Un buon motivo per tenere la contabilità

Un buon motivo per tenere la contabilità

Come noto, la società semplice agricola non è obbligata a tenere la contabilità, infatti, ai sensi dell’articolo 2214, cod. civ., tale obbligo attiene ai soli imprenditori esercenti un’attività commerciale.

Tuttavia, se questo poteva valere per il passato, adesso, alla luce delle modifiche apportate all’articolo 2086, cod. civ., appare evidente la necessità di tenere un minimo di contabilità non essendo più sufficiente prevedere quella Iva.

L’articolo 2086 cod. civ., infatti, adesso stabilisce che “L’imprenditore, che operi in forma societaria o collettiva, ha il dovere di istituire un assetto organizzativo, amministrativo e contabile adeguato alla natura e alle dimensioni dell’impresa, anche in funzione della rilevazione tempestiva della crisi dell’impresa e della perdita della continuità aziendale, nonché di attivarsi senza indugio per l’adozione e l’attuazione di uno degli strumenti previsti dall’ordinamento per il superamento della crisi e il recupero della continuità aziendale”.

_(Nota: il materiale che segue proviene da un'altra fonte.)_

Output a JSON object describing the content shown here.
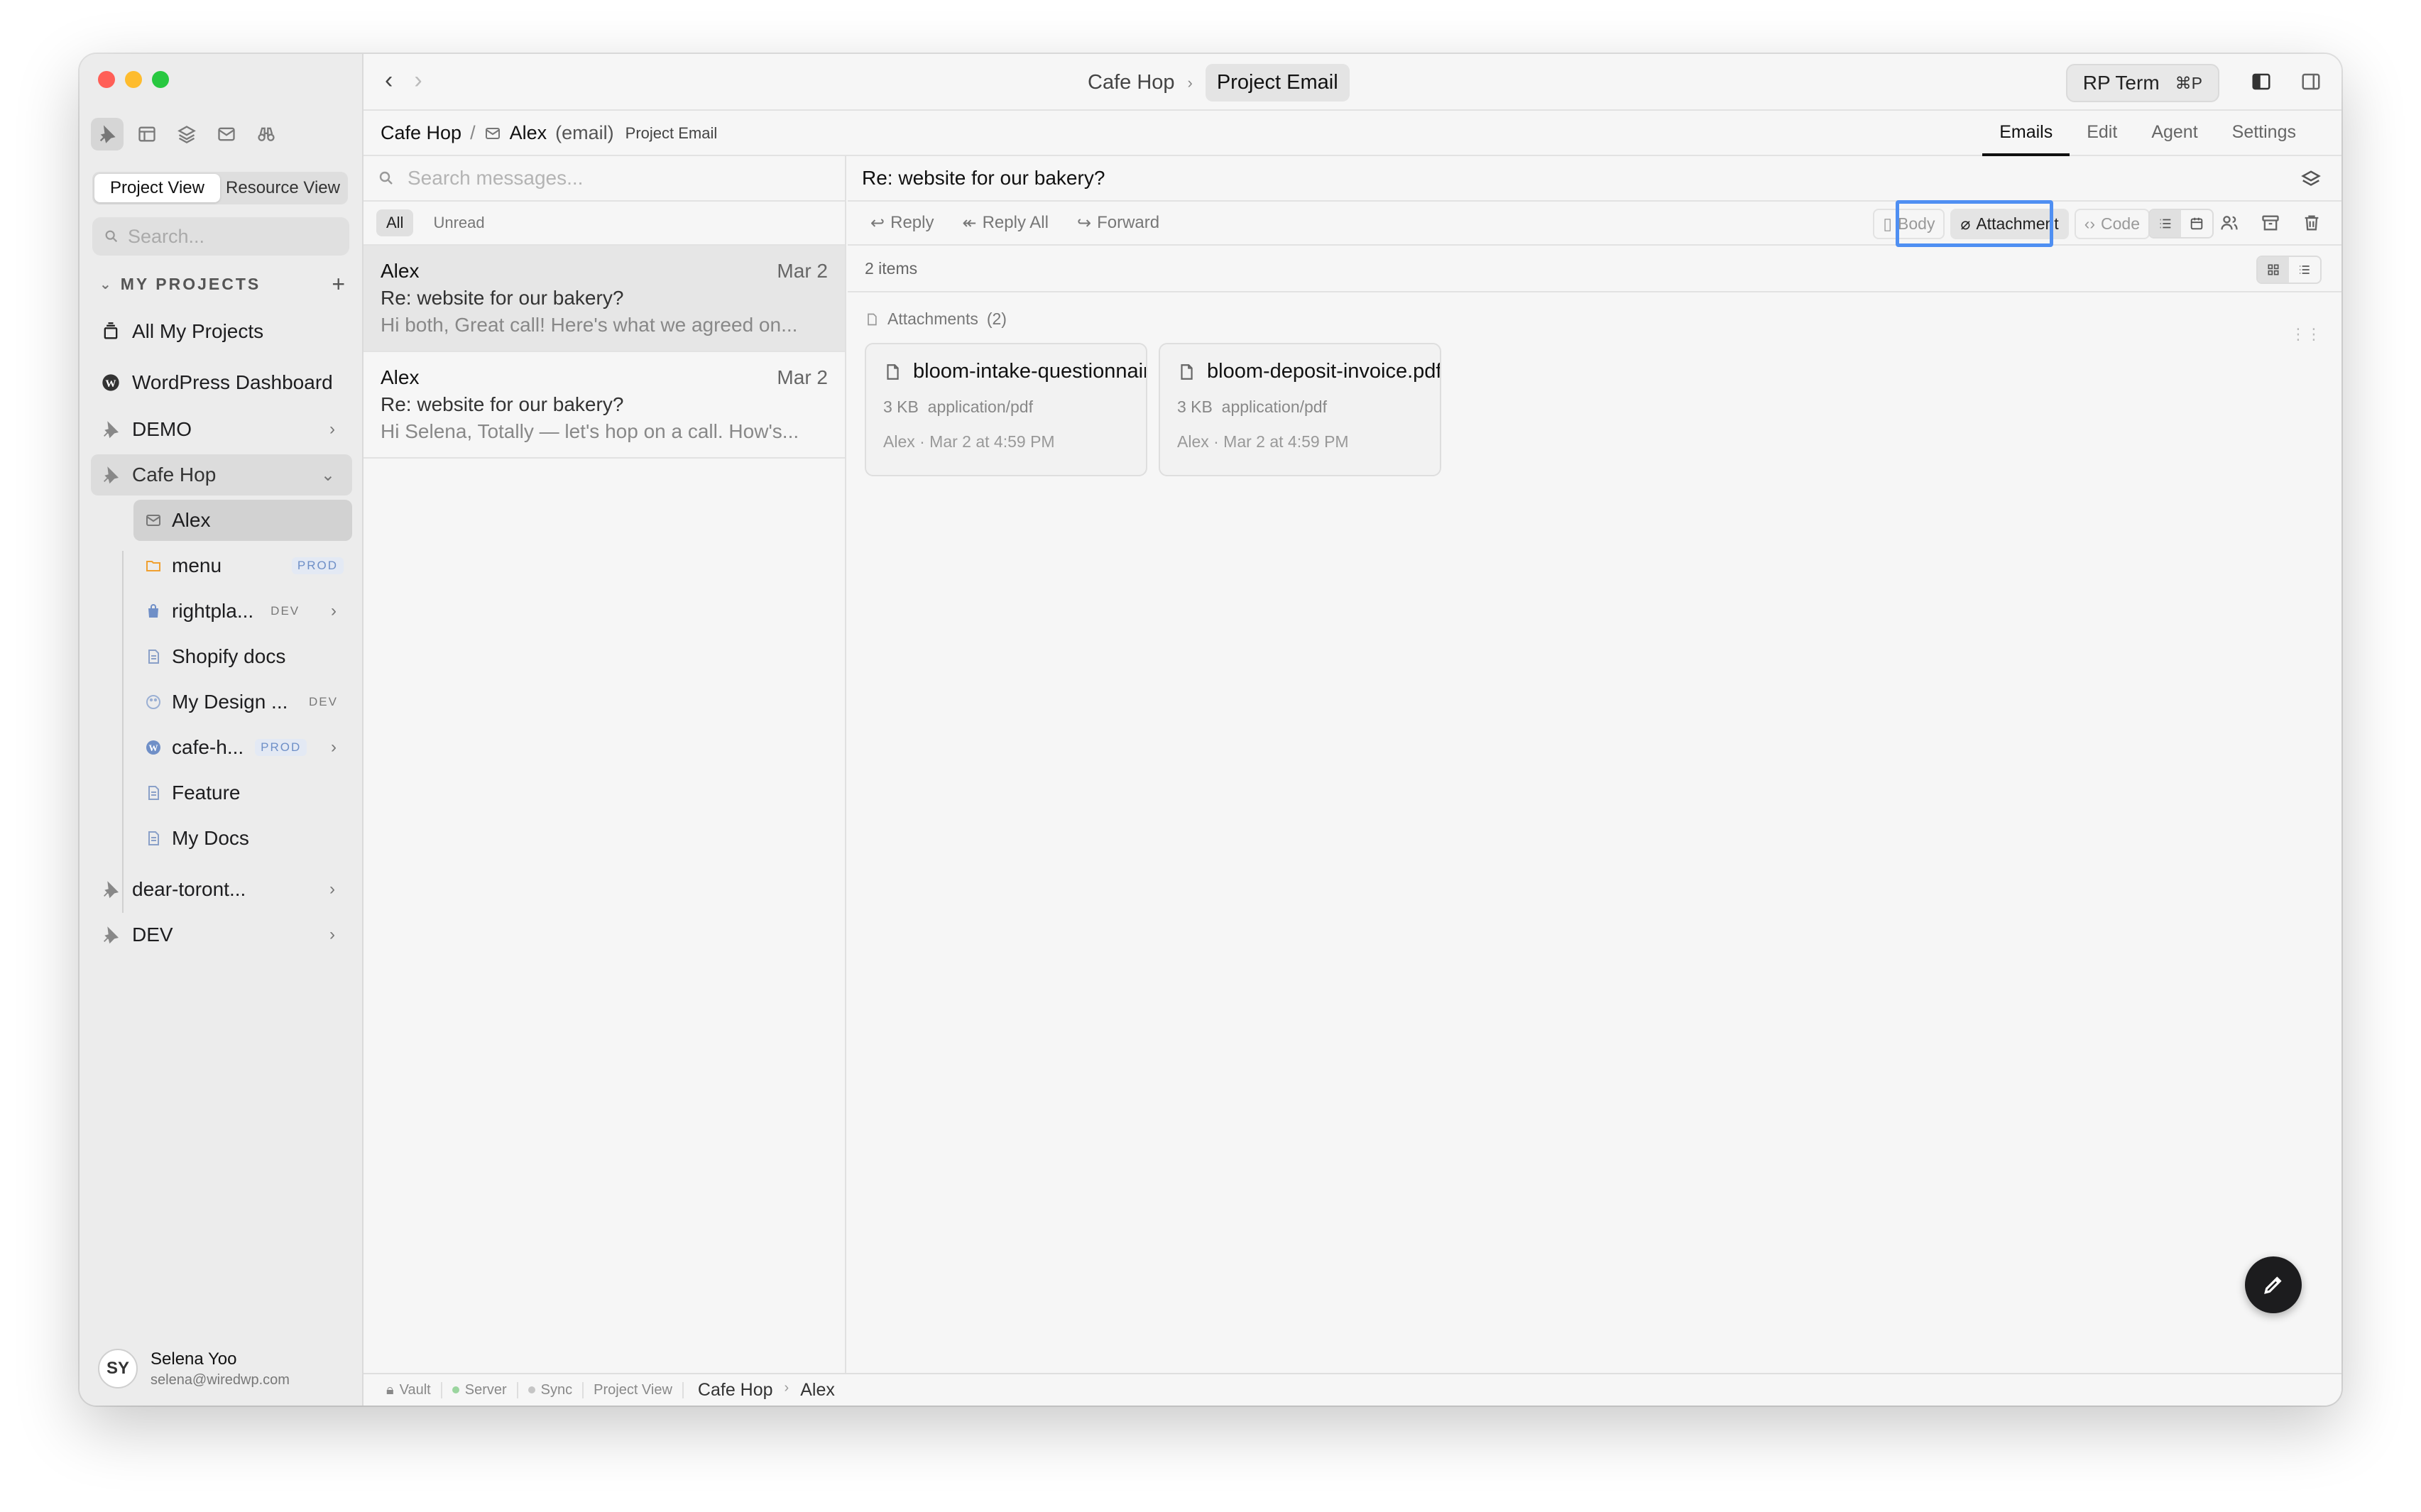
{
  "window": {
    "center_crumb": [
      "Cafe Hop",
      "Project Email"
    ],
    "rp_term": "RP Term",
    "rp_term_shortcut": "⌘P"
  },
  "sidebar": {
    "view_tabs": [
      "Project View",
      "Resource View"
    ],
    "search_placeholder": "Search...",
    "section_title": "MY PROJECTS",
    "items": {
      "all_projects": "All My Projects",
      "wordpress": "WordPress Dashboard",
      "demo": "DEMO",
      "cafe_hop": "Cafe Hop",
      "dear_toront": "dear-toront...",
      "dev": "DEV"
    },
    "children": [
      {
        "label": "Alex",
        "badge": ""
      },
      {
        "label": "menu",
        "badge": "PROD"
      },
      {
        "label": "rightpla...",
        "badge": "DEV"
      },
      {
        "label": "Shopify docs",
        "badge": ""
      },
      {
        "label": "My Design ...",
        "badge": "DEV"
      },
      {
        "label": "cafe-h...",
        "badge": "PROD"
      },
      {
        "label": "Feature",
        "badge": ""
      },
      {
        "label": "My Docs",
        "badge": ""
      }
    ],
    "user": {
      "initials": "SY",
      "name": "Selena Yoo",
      "email": "selena@wiredwp.com"
    }
  },
  "subbar": {
    "crumb_project": "Cafe Hop",
    "crumb_name": "Alex",
    "crumb_kind": "(email)",
    "crumb_suffix": "Project Email",
    "tabs": [
      "Emails",
      "Edit",
      "Agent",
      "Settings"
    ]
  },
  "messages": {
    "search_placeholder": "Search messages...",
    "filters": [
      "All",
      "Unread"
    ],
    "list": [
      {
        "from": "Alex",
        "date": "Mar 2",
        "subject": "Re: website for our bakery?",
        "preview": "Hi both, Great call! Here's what we agreed on..."
      },
      {
        "from": "Alex",
        "date": "Mar 2",
        "subject": "Re: website for our bakery?",
        "preview": "Hi Selena, Totally — let's hop on a call. How's..."
      }
    ]
  },
  "reader": {
    "title": "Re: website for our bakery?",
    "actions": [
      "Reply",
      "Reply All",
      "Forward"
    ],
    "segments": [
      "Body",
      "Attachment",
      "Code"
    ],
    "count": "2 items",
    "attachments_label": "Attachments",
    "attachments_count": "(2)",
    "files": [
      {
        "name": "bloom-intake-questionnaire.pdf",
        "size": "3 KB",
        "type": "application/pdf",
        "meta": "Alex · Mar 2 at 4:59 PM"
      },
      {
        "name": "bloom-deposit-invoice.pdf",
        "size": "3 KB",
        "type": "application/pdf",
        "meta": "Alex · Mar 2 at 4:59 PM"
      }
    ]
  },
  "statusbar": {
    "items": [
      "Vault",
      "Server",
      "Sync",
      "Project View"
    ],
    "crumb": [
      "Cafe Hop",
      "Alex"
    ]
  },
  "colors": {
    "accent_highlight": "#4f8ff2",
    "prod_badge": "#6e8fc7",
    "window_bg": "#f6f6f6"
  }
}
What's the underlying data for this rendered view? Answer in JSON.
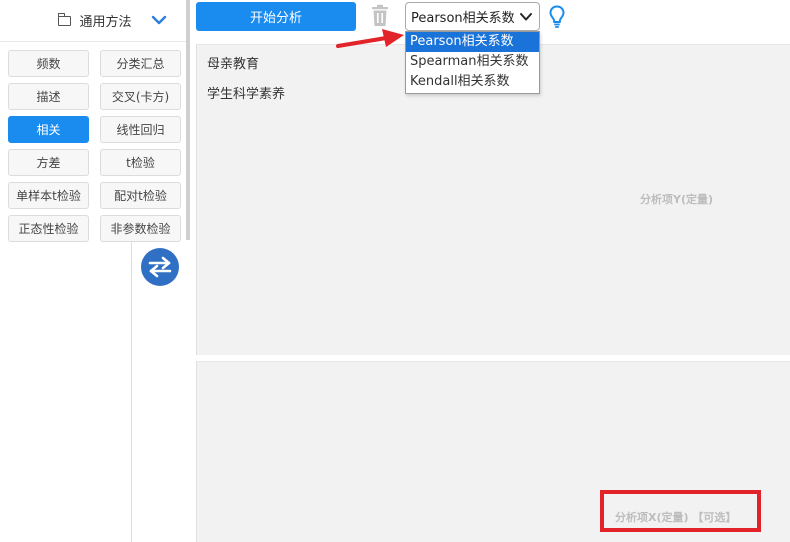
{
  "toolbar": {
    "start_label": "开始分析",
    "trash_icon": "trash-icon",
    "bulb_icon": "lightbulb-icon",
    "select_value": "Pearson相关系数",
    "select_options": [
      "Pearson相关系数",
      "Spearman相关系数",
      "Kendall相关系数"
    ],
    "selected_index": 0
  },
  "sidebar": {
    "category_label": "通用方法",
    "methods": [
      {
        "label": "频数"
      },
      {
        "label": "分类汇总"
      },
      {
        "label": "描述"
      },
      {
        "label": "交叉(卡方)"
      },
      {
        "label": "相关",
        "active": true
      },
      {
        "label": "线性回归"
      },
      {
        "label": "方差"
      },
      {
        "label": "t检验"
      },
      {
        "label": "单样本t检验"
      },
      {
        "label": "配对t检验"
      },
      {
        "label": "正态性检验"
      },
      {
        "label": "非参数检验"
      }
    ]
  },
  "panel_y": {
    "items": [
      "母亲教育",
      "学生科学素养"
    ],
    "placeholder": "分析项Y(定量)"
  },
  "panel_x": {
    "placeholder": "分析项X(定量) 【可选】"
  },
  "colors": {
    "accent": "#1a8cf0",
    "selected_option": "#1a73d8",
    "swap_button": "#2f6fc4",
    "annotation_red": "#e2232a"
  }
}
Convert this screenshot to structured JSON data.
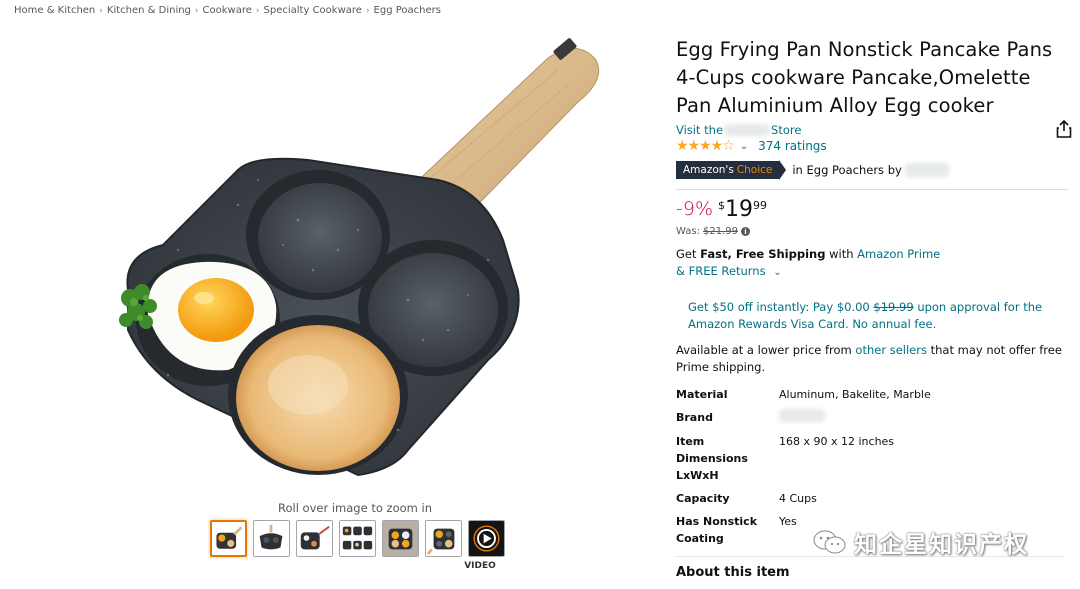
{
  "breadcrumb": [
    "Home & Kitchen",
    "Kitchen & Dining",
    "Cookware",
    "Specialty Cookware",
    "Egg Poachers"
  ],
  "breadcrumb_separator": "›",
  "image": {
    "zoom_hint": "Roll over image to zoom in"
  },
  "thumbnails": {
    "count": 7,
    "selected_index": 0,
    "video_label": "VIDEO"
  },
  "product": {
    "title": "Egg Frying Pan Nonstick Pancake Pans 4-Cups cookware Pancake,Omelette Pan Aluminium Alloy Egg cooker",
    "store_prefix": "Visit the",
    "store_suffix": "Store",
    "rating_stars": "★★★★☆",
    "rating_value": 4.2,
    "ratings_count": "374 ratings",
    "badge": {
      "prefix": "Amazon's",
      "choice": "Choice"
    },
    "badge_context": "in Egg Poachers by"
  },
  "price": {
    "discount": "-9%",
    "currency": "$",
    "whole": "19",
    "fraction": "99",
    "was_label": "Was:",
    "was_price": "$21.99"
  },
  "shipping": {
    "get": "Get",
    "fast": "Fast, Free Shipping",
    "with": "with",
    "prime": "Amazon Prime",
    "returns": "& FREE Returns"
  },
  "promo": {
    "part1": "Get $50 off instantly: Pay $0.00",
    "strike": "$19.99",
    "part2": "upon approval for the Amazon Rewards Visa Card. No annual fee."
  },
  "lower_price": {
    "part1": "Available at a lower price from",
    "link": "other sellers",
    "part2": "that may not offer free Prime shipping."
  },
  "specs": [
    {
      "key": "Material",
      "value": "Aluminum, Bakelite, Marble"
    },
    {
      "key": "Brand",
      "value": ""
    },
    {
      "key": "Item Dimensions LxWxH",
      "value": "168 x 90 x 12 inches"
    },
    {
      "key": "Capacity",
      "value": "4 Cups"
    },
    {
      "key": "Has Nonstick Coating",
      "value": "Yes"
    }
  ],
  "about": "About this item",
  "watermark": "知企星知识产权",
  "colors": {
    "link": "#007185",
    "discount": "#cc0c39",
    "star": "#ffa41c",
    "badge_bg": "#232f3e",
    "badge_accent": "#f08804",
    "thumb_selected": "#e77600"
  }
}
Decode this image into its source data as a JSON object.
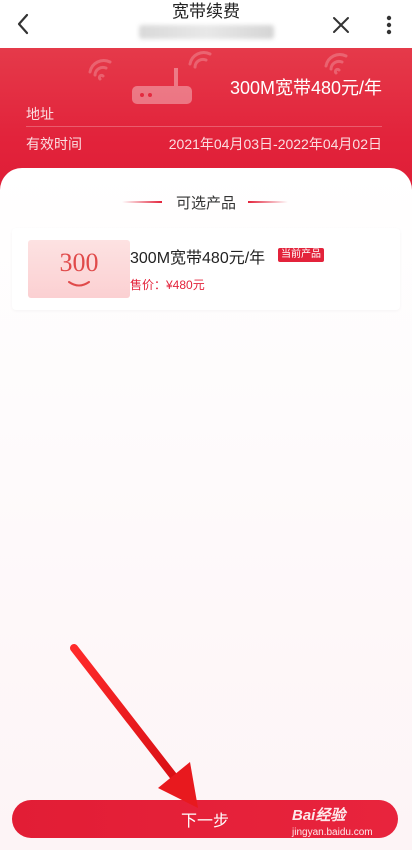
{
  "nav": {
    "title": "宽带续费",
    "back_icon": "chevron-left-icon",
    "close_icon": "close-icon",
    "more_icon": "more-vertical-icon"
  },
  "header": {
    "product_title": "300M宽带480元/年",
    "address_label": "地址",
    "validity_label": "有效时间",
    "validity_value": "2021年04月03日-2022年04月02日"
  },
  "section": {
    "title": "可选产品"
  },
  "products": [
    {
      "thumb_number": "300",
      "name": "300M宽带480元/年",
      "badge": "当前产品",
      "price": "售价：¥480元"
    }
  ],
  "footer": {
    "next_label": "下一步"
  },
  "watermark": {
    "logo": "Bai经验",
    "site": "jingyan.baidu.com"
  },
  "colors": {
    "brand_red": "#e3233b",
    "annotation_red": "#e8191e"
  }
}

Ecco che allora, rimandando ad altri interventi l’analisi degli aspetti legati all’assetto organizzativo e amministrativo, qui si evidenzia come la tenuta della contabilità necessiti in tutte le ipotesi in cui la valutazione del patrimonio assume i connotati di essenzialità per il rispetto complessivo delle norme sulla prevenzione della crisi d’impresa e sull’adozione delle misure di composizione.

Ma, a bene vedere, ancor prima della riforma che ha portato alla modifica dell’articolo 2086, cod. civ., si riteneva utile prevedere una contabilità seppur minima in quanto essa poteva e può rappresentare un utile strumento di difesa in presenza di accertamenti quali possono essere quelli sintetici cui può essere sottoposto l’imprenditore agricolo che seppur produttore di un reddito fondiario non ne è immune.

In tal senso depone, ad esempio, il recentissimo arresto della Suprema Corte di Cassazione (ordinanza n. 19290/2020) per cui “Ai sensi dell’articolo 38, D.P.R. 600/1973, e del D.M. 21 luglio 1983, l’Amministrazione delle finanze può legittimamente procedere con metodo sintetico alla rettifica della dichiarazione dei redditi di un coltivatore diretto, comprensiva soltanto del reddito agrario e dominicale – determinati in base agli estimi catastali – del fondo da lui condotto, quando da elementi estranei alla configurazione reddituale prospettata dal contribuente (consistenti negli indici di spesa più vari), si possa fondatamente presumere che ulteriori redditi concorrano a formare l’imponibile complessivo, incombendo, in tal caso, al contribuente, a norma del comma 6 dell’articolo 38, D.P.R. 600/1973, l’onere di dedurre e provare che i redditi effettivi frutto della sua attività agricola sono sufficienti a giustificare il suo tenore di vita, ovvero che egli possiede altre fonti di reddito non tassabili o separatamente tassate (cfr. sentenza n. 19557/2014).”.